Les deux excuses pour encore repousser la PMA

Publié à 21h02, le 18 septembre 2013 , Modifié à 21h18, le 18 septembre 2013

Les deux excuses pour encore repousser la PMA
(Maxppp)

Promise dans la loi Famille, la procréation médicalement assistée (PMA) est à nouveau repoussée par le gouvernement. Et deux ministres concernées avancent deux types d'arguments. D'une part, le calendrier n'est pas le bon et il faut attendre la remise du rapport du comité d'éthique, de l'autre, la loi Famille n'est pas la bonne loi sur le fond pour y insérer l'ouverture de la PMA. 

Une manière de briser l'accord qui était passé.
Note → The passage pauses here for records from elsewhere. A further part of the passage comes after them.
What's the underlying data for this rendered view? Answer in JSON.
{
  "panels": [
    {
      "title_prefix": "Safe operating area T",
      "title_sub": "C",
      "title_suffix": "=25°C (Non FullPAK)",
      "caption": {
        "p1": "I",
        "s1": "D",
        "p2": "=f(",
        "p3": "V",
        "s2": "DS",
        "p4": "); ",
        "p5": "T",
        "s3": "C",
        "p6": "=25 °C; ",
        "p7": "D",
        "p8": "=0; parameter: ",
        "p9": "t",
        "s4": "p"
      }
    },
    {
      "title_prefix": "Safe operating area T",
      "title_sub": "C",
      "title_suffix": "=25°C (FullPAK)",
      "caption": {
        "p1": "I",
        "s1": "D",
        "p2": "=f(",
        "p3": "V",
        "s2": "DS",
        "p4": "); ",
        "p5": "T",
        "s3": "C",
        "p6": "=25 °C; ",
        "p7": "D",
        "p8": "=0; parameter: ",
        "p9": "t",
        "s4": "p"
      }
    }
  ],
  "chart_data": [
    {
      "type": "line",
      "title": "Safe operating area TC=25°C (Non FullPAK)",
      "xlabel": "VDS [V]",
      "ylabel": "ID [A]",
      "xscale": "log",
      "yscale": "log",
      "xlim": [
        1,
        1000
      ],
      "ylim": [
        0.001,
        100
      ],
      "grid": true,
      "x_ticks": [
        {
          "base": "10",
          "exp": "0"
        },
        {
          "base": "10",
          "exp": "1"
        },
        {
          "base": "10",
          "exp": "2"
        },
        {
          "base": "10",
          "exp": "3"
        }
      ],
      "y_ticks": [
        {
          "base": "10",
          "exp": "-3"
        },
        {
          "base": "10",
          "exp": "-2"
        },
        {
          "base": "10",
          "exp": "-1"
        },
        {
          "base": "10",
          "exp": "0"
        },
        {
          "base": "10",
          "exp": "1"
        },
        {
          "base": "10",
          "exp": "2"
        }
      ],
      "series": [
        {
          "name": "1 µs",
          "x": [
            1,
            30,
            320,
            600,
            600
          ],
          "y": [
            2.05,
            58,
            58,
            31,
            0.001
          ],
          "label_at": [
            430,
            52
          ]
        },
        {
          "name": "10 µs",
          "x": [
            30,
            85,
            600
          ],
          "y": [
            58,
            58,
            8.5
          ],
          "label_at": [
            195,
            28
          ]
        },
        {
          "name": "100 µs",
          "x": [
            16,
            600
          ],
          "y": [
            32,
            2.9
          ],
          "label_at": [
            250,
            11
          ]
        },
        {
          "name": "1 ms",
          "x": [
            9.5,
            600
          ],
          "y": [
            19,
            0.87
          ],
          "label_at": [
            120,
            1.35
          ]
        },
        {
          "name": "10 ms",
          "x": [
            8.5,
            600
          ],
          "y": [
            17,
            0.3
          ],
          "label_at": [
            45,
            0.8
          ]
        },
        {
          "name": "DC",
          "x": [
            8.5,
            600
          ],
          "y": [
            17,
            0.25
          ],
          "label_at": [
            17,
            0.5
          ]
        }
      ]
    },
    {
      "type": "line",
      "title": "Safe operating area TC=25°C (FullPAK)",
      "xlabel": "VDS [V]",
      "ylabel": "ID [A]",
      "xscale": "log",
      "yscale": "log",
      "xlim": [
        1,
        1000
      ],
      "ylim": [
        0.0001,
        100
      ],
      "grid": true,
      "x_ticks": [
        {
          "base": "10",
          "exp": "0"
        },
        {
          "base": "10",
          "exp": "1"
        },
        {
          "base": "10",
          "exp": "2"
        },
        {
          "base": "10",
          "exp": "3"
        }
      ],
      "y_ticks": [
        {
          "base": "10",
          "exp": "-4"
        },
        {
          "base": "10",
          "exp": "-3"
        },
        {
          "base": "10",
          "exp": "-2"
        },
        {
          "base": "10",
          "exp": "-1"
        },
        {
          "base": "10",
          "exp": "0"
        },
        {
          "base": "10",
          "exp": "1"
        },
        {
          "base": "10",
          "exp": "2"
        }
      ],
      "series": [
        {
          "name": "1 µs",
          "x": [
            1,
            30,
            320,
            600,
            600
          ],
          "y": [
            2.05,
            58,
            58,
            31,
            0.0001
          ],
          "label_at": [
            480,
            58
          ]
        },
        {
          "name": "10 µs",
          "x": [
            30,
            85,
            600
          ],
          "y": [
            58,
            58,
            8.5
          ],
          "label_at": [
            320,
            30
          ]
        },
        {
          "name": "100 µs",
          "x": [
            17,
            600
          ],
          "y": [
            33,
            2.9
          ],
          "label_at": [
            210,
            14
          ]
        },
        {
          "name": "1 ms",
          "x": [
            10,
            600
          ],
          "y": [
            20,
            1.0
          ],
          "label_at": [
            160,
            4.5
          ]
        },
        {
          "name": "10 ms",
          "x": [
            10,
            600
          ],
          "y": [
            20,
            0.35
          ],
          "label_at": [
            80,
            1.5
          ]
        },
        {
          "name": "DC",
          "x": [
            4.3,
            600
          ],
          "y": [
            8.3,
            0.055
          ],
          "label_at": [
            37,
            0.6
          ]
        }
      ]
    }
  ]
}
Jean-Marc Ayrault jurait en janvier que "la PMA mérite un débat en tant que tel, c’est pourquoi elle figurerait dans le projet de loi famille". Bruno Le Roux, patron des députés socialistes, assurait lui que "l'extension de la PMA serait votée en 2013. Je m'y engage".
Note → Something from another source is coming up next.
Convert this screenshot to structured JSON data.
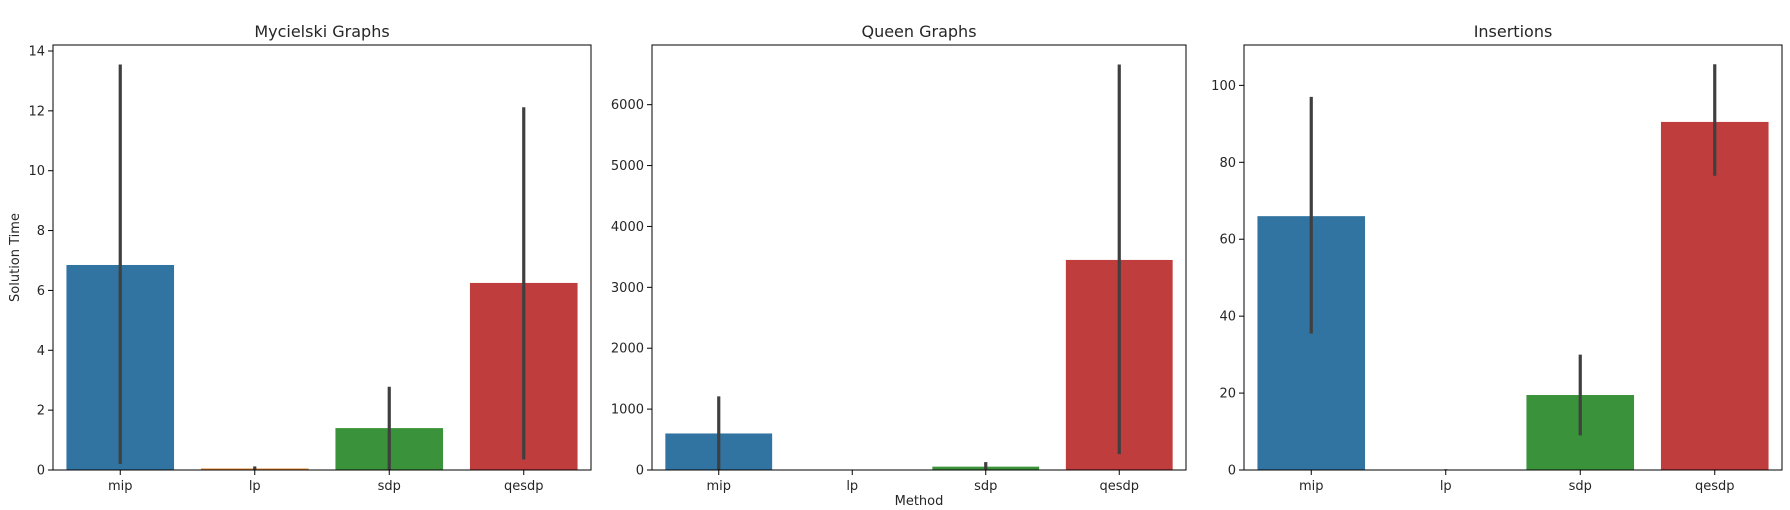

Après avoir exfiltré la PMA de la loi du "mariage pour tous", voilà les deux nouvelles excuses pour ne pas l'inclure dans la "loi famille".   

#LE CALENDRIER 

C'est Dominique Bertinotti, ministre déléguée à la Famille, qui explique par des questions de calendrier pourquoi la PMA ne sera pas dans sa loi, ce mercredi 18 septembre sur RTL

Pour elle, inclure la procréation médicalement assistée dans un projet de loi dès à présent serait ignorer le rapport que va remettre le comité d'éthique sur le sujet. De fait, le comité consultatif national d'éthique (CCNE) doit débuter ses états généraux au début de l'année 2014. 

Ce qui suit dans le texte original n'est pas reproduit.